Broadly, the note says, "money is known to have been transferred through several Kashmiri pressure groups" and the Inter-Services Intelligence directly, using well-established West Asia-based hawala operators. The hawala network itself appeared to cut across religious divides, for the briefing note names two Kashmiri Pandits resident in Delhi as being key figures in handling hawala funds for Hurriyat leaders. Only three of these leaders - Abdul Ghani Lone, Syed Ali Shah Geelani and Moulvi Abbas Ansari - have so far had First Information Reports filed against them by the Central Bureau of Investigation. This suggests a failure to translate the I.B.'s source information into legally actionable evidence. No action has been taken against the hawala operators or the intermediaries.
The I.B. note, which is undated but was written years before the recent recoveries of drafts and bank accounts allegedly held by Lone and Geelani, was remarkably accurate on the means by which funds were received by the secessionist politicians. "It is known," the note records, "that almost every secessionist politician used the 'hawala channel' to receive funds. Syed Ali Shah Geelani of the Jamait-e-Islami used the services of his son- in-law, Mr. Altaf Fantosh, who runs a cloth shop in the Lal Chowk outside the Tyndale Bisco School. Fantosh received money on behalf of the Hizbul Mujahideen from his hawala connections in New Delhi. The other person who has (been) trusted by Mr. Geelani for such sensitive operations has been Firdous Kirmani who also made visits to the capital for the same purpose."
According to the briefing note, Geelani purchased several pieces of property worth a cumulative total of Rs. 97 lakhs, including some in the name of Fantosh, and the leader claimed that all the property belonged to the Jamaat.
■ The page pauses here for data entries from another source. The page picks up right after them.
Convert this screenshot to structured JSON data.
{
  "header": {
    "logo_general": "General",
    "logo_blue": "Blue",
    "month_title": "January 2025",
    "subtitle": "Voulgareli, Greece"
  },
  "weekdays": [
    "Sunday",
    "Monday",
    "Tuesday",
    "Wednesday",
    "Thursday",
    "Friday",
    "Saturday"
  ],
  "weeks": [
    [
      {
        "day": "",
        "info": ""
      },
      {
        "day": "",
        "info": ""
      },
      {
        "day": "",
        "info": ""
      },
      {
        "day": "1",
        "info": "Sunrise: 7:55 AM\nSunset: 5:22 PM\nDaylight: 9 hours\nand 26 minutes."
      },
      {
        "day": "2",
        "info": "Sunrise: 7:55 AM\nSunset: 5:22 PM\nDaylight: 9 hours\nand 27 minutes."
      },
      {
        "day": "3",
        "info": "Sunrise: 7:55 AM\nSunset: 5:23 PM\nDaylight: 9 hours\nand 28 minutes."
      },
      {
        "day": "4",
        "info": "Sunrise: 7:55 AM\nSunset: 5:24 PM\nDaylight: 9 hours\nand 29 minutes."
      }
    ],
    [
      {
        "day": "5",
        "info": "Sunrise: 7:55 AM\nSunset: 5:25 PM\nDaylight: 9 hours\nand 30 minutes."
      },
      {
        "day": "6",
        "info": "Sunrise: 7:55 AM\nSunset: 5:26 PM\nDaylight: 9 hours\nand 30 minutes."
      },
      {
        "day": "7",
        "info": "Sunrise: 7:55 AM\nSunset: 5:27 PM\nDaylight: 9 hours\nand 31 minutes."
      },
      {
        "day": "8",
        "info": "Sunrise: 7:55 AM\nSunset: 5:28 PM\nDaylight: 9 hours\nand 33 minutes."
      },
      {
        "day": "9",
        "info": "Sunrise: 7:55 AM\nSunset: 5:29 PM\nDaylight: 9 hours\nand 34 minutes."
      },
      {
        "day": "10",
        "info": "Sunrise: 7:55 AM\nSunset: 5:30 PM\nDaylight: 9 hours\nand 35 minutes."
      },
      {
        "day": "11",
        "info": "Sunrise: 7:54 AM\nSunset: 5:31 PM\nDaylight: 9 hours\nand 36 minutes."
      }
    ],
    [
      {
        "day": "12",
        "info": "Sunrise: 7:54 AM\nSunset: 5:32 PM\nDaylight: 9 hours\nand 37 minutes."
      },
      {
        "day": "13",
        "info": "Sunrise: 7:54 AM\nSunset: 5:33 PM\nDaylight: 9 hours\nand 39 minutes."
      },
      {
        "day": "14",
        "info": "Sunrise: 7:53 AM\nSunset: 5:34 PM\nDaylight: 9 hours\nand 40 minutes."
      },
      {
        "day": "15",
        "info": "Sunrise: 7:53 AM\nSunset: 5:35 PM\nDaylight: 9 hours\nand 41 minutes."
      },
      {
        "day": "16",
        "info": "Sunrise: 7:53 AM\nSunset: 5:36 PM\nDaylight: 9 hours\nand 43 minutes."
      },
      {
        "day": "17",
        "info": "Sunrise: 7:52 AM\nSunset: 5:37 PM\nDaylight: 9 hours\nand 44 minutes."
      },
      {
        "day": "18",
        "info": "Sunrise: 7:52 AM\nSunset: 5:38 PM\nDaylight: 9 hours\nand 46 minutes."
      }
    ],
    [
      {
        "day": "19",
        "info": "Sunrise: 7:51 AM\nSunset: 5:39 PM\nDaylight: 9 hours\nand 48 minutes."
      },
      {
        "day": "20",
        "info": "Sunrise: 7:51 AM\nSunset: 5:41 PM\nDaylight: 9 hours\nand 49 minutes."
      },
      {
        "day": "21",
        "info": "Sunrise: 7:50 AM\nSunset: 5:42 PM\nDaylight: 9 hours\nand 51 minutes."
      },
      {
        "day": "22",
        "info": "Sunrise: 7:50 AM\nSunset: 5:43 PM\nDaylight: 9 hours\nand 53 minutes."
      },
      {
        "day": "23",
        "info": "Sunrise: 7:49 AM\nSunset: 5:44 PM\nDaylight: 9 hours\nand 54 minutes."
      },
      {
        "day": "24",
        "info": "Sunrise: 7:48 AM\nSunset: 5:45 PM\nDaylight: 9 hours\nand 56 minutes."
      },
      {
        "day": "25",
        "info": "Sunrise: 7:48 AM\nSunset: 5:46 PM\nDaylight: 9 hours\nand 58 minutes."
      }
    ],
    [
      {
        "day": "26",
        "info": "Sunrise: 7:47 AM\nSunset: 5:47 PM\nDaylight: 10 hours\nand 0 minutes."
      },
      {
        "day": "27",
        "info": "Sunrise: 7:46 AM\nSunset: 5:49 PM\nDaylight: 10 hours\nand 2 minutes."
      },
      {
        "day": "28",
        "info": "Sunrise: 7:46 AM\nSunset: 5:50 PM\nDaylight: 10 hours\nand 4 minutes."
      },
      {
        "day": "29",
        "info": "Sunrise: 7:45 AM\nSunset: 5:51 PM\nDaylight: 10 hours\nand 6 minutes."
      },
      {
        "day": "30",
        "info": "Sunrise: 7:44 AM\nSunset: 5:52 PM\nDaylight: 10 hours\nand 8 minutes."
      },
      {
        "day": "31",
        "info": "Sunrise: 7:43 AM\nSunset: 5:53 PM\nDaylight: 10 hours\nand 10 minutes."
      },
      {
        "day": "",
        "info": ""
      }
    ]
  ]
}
THE information in the briefing note on Lone was less detailed, but it suggested that his sons' West Asia business was being used as a conduit for funds from abroad. The CBI FIRs follow the charges in the briefing note almost to the last detail. In Moulvi Ansari's case, the briefing note records that he regularly received funds from the ISI and donations from Iran for his Shia sect organisation, the Nuzhat-e-Inquillabi Islami. Part of these funds, the note says, were appropriated en route by two prominent Kashmiri families, using the name of the Hizbul Momineen terrorist group. Again, anticipating the CBI FIR, the note records Ansari's acquisition of property at the Ali Masjid and Karan Nagar areas of Srinagar.
Those against whom no action has been taken by the CBI include Shabbir Shah, whose supporters used to describe him as the 'Nelson Mandela of the Valley'. The I.B. note accuses Iqbal Di- Thine, a former State government functionary allegedly responsible for several questionable business deals during the G.M. Shah Government's term in office, of handling funds intended for the Shah-affiliated Muslim Janbaz Force. The top insurgent Baber Bader, the note says, "is learnt to hold a grouse against Shabir Ahmad Shah that money was not passed on to him to strengthen the militant outfit." This allegation again appears vindicated by events, since Bader broke with Shah shortly before last year's Lok Sabha elections in Kashmir and set up the pro- India Forum for Permanent Resolution. Bader is now an MLC, elected with National Conference support.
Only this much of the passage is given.